21 Aug 2020

Mozilla Has Temporarily Shut Down Its Free File-Sharing Service Amid Growing Abuse

Ashli LoppNews  

After receiving reports that cybercriminals were increasingly using Firefox Send to distribute malware, Mozilla took this file-sharing service offline. Find out why the service was commonly used by hackers and what the company is doing to curtail this abuse.

Living up to its promise of putting people’s privacy and security before profits, Mozilla temporarily suspended its free file-sharing service, Firefox Send, on July 7, 2020, due to security concerns. “In light of recent reports of Firefox Send being used to distribute malware, we have decided to temporarily take the service offline,” said Mozilla support staff.

 

Why Cybercriminals Have Been Using It

Before Firefox Send was shut down, hackers had been increasingly using it to spread ransomware, spyware, and other types of malware. The cybercriminals uploaded a malware file on Firefox Send’s servers and included the file’s download link in business email compromise (BEC), phishing, and other malicious emails. That way, the hackers did not have to build their own file-sharing servers, saving time and effort.
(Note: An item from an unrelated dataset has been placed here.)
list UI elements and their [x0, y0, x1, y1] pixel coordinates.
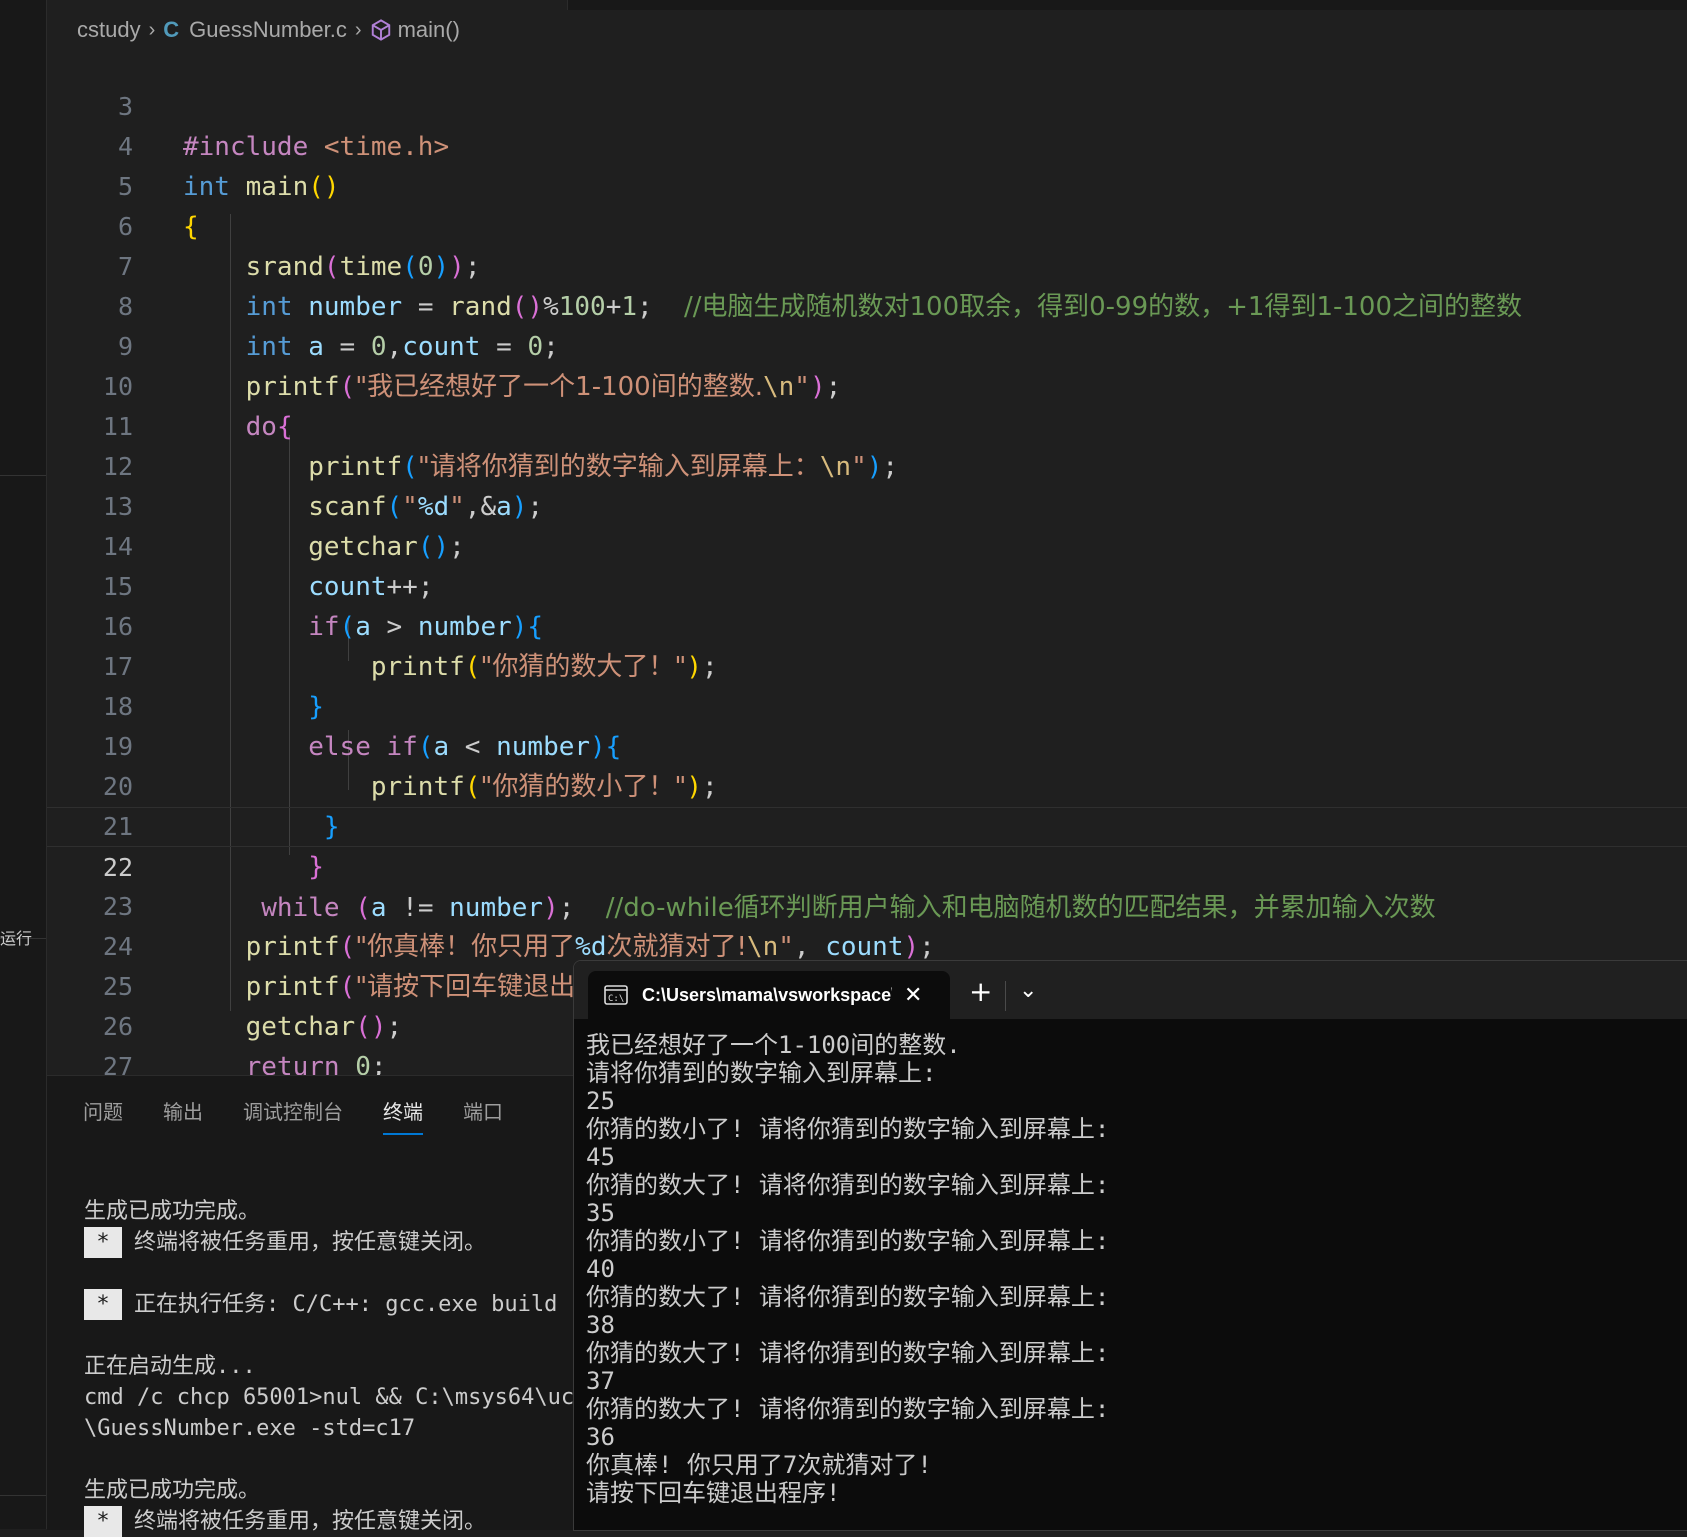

Other reasons why cybercriminals used Firefox Send include:

  • A Firefox account was not needed to send files. Cybercriminals liked the anonymity provided by sending files without signing in.
  • Independent platform. Neither a Firefox account nor a Firefox web browser were needed to receive files. This enabled cybercriminals to pursue more potential victims, as anyone with a web browser could be targeted.
  • Short-lived malware files. Mozilla designed Firefox Send for sharing files and not storing them, so the files were stored online for only a short amount of time. People who did not sign in to the service with a Firefox account had the option of storing files either five minutes, one hour, or one day (the default). Once the specified time period was reached, the files were automatically deleted by the service. This was ideal for cybercriminals because they did not have to worry about deleting the files manually once their campaign ended. Plus, their deletion meant that researchers and forensic experts investigating security incidents could not examine the malware files, even if they had the download links.
  • Spam filter evasion. Typically, email spam filters are not configured to detect and block Firefox Send links. Thus, the cybercriminals’ emails often made it past the spam filters and were delivered to the intended victims.
  • Encrypted malware files. Firefox Send is designed to automatically provide end-to-end encryption to all files sent by users. This encryption process hinders the effectiveness of malware detection solutions because malware files are transmitted and stored in encrypted format.

 

What Mozilla Is Doing to Deter Cybercriminals

Mozilla has not yet released the improved Firefox Send at the time of this writing. However, the company has noted some of the security improvements it plans to include. For starters, Mozilla will require users to sign in with a Firefox account to send files. That way, cybercriminals cannot hide behind a veil of anonymity. Mozilla also plans to add an abuse reporting mechanism to supplement its existing feedback form. This will make it easier for file recipients and security researchers to flag malicious use of the service.

Besides making security-related improvements, Mozilla plans to add new features and capabilities that will enhance Firefox Send’s usability. The company has not released any details about these enhancements yet. Nor has it released any information about when the improved service will be available for use.